Il y a quelques jours, la Cour suprême avait exprimé son intention de suspendre l’application des lois agricoles controversées tout en proposant de former un comité indépendant présidé par un ancien président de la Cour suprême pour « résoudre à l’amiable » l’impasse entre les agriculteurs et le gouvernement. Bien sûr, de sérieuses questions se posaient quant à l’« indépendance » de la commission ; néanmoins, les premiers signes de concession étaient évidents.
Le gouvernement est contraint à faire marche arrière
Étant donné l’attitude belligérante et antagoniste du gouvernement actuel, surtout depuis sa réélection en 2019, l’annonce du ministre de l’agriculture de l’Inde, Narendra Singh Tomar, a pu sembler un peu inhabituelle mais pas entièrement surprenante. Le gouvernement avait espéré que cette annonce obligerait les syndicats, déterminés à organiser un rassemblement de tracteurs le jour de la République, à remettre en cause leur agitation de plusieurs mois et à mettre fin docilement à leur blocus de la capitale nationale. Diverses mesures avaient été tentées auparavant, y compris des menaces et des intimidations, pour dissuader les agriculteurs, mais en vain.
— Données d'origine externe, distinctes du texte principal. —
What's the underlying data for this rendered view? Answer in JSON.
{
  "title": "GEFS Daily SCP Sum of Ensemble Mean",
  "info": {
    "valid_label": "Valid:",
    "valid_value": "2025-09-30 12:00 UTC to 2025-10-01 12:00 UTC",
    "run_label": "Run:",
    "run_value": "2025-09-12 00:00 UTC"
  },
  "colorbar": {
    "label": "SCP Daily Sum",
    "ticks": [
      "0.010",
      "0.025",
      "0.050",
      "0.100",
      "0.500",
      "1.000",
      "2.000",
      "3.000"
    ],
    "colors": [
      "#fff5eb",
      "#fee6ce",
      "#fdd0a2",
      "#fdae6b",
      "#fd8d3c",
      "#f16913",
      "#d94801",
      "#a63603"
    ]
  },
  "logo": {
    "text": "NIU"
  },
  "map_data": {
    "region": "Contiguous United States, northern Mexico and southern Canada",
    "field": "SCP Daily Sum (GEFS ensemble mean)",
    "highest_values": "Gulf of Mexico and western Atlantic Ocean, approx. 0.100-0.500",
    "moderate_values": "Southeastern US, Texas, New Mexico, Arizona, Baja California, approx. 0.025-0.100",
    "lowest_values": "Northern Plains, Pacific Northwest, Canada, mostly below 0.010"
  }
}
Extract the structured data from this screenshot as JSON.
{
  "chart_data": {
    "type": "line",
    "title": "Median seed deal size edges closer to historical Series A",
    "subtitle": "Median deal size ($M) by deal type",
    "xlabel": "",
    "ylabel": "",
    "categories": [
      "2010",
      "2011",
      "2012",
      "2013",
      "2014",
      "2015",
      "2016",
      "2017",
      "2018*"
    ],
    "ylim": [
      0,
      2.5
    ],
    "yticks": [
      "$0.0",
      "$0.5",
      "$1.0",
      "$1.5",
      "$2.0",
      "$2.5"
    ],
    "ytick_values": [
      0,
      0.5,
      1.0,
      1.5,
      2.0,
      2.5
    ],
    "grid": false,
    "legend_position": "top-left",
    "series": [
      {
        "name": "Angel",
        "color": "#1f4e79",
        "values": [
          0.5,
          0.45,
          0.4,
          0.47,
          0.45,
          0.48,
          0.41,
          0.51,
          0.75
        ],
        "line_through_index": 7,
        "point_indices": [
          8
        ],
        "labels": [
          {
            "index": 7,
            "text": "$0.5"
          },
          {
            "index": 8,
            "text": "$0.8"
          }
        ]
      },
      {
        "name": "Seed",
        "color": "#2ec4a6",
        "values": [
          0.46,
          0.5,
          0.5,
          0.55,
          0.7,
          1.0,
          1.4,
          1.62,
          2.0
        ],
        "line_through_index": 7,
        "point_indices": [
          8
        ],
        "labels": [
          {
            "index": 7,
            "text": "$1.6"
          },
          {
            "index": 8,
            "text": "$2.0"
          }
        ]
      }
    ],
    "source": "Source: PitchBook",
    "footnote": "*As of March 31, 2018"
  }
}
Dans une tentative de discréditer l’agitation, une partie de la classe dirigeante a lancé des accusations d’infiltration d’éléments séparatistes sikhs dans le mouvement. Ce coup bas s’est retourné contre eux et les ministres du gouvernement chargés des négociations avec les syndicats d’agriculteurs n’ont eu d’autre choix que de nier les allégations.